Justice and love don’t often go together but at least they’re now dating in Seattle Opera’s Fidelio.
In Beethoven’s only opera oppression and tyranny take a back seat in a celebration of freedom and sewing.
We took a behind-the-scenes tour of the costume shop at Seattle Opera costume shop with a delightful group: our friend Amy Wigstrom (we could listen to her sing all night long), now a development officer with SO, Susan Davis, the Costume Shop Manager, and newly on-board employee Brian Ramos, fresh from the Teutonic stronghold of Madison, Wisconsin.
In Fidelio (running October 13 through 27, 2012), a devoted wife poses as a man to rescue her husband, who’s in a horrific jail for his conscience and beliefs.
It was thrilling to see the original sketches of the costumes. I love sketches. They show the thoughts of the costume designers in motion. Quite often the costumes will evolve, but it’s always interesting to see where they began. Costume sketches are a form of art in themselves and we also got to see photos of individual actors wearing their costumes.
The shop is a fascinating place, The sketches for the costumes are in Susan’s office on the wall. The workshop itself has garlands of photos of the photographed actors in costumes. It was so colorful and interesting to see Swiss maidens, Madame Butterfly, and French/Italian courtiers decorating the walls. Add in images from Nutcracker and you could hang the garlands on Christmas trees. We'd buy 'em.
Susan showed us the finished prisoner uniforms for Fidelio. They started out like an artist’s naked canvas; indeed, these costumes began as standard white uniforms. Now, dyed, painted, and distressed on a grinder’s wheel, they looked ragged and like they had been worn constantly for years.
The actors/singers come in at the appointed time and in one or two days, every actor is fitted for his/her costume. Fidelio has a large company. Earlier in September there were auditions for supernumeraries (“extras”) of all ages and walks of life to appear in the remarkable final scene of this powerful opera.

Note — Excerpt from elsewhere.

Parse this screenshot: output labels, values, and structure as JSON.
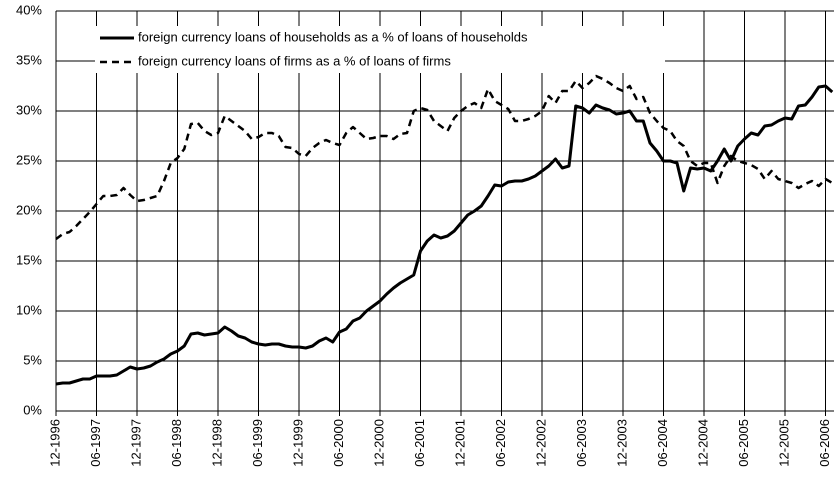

Seattle Opera and other opera companies either develop their own costumes, or rent existing costumes from other companies. Sets are rented in the same way. When Tacoma Opera mounted a production of Madame Butterfly, their set, designed by Carey Wong, was rented to other companies. Theater groups do the same things.
Seattle opera hires seamstresses, crafts people and a wig maker by the show. Just a few seamstresses were in the workroom when we toured but the bulk of the staff are hired as needed. Seattle Opera has used the same wig maker for years. She can rent, remodel or construct new wigs as needed. Wig making is an art, as is costume and set design and construction.
Seattle Opera is holding a rare costume sale; this is the first in 10 years and only the 3rd sale in fifty years. High school and college drama departments love to come and pick up pieces for their actors. And so do people familiar with shows over the past decade. Many see the costumes as an art piece, or use them as a masquerade costume. The sale is at the Costume Shop from 10am to 4pm on October 20th at Seattle Opera (1020 John Street - Terry Street entrance).
Susan Davis, the Costume Shop Manager added some enticing news about the sale, "We are having it jointly with the UW School of Drama costume shop, and I’m not sure what they are bringing. Our goods are odds and ends, lots of shoes (worn out, or just too peculiar to be useful in our general stock), some period costumes that are too worn or faded to use on stage, costumes that were made by other companies (from productions we’ve purchased over the years), and quite a few modern clothing pieces left over from various contemporary shows." The sale itself sounds like a lot of fun.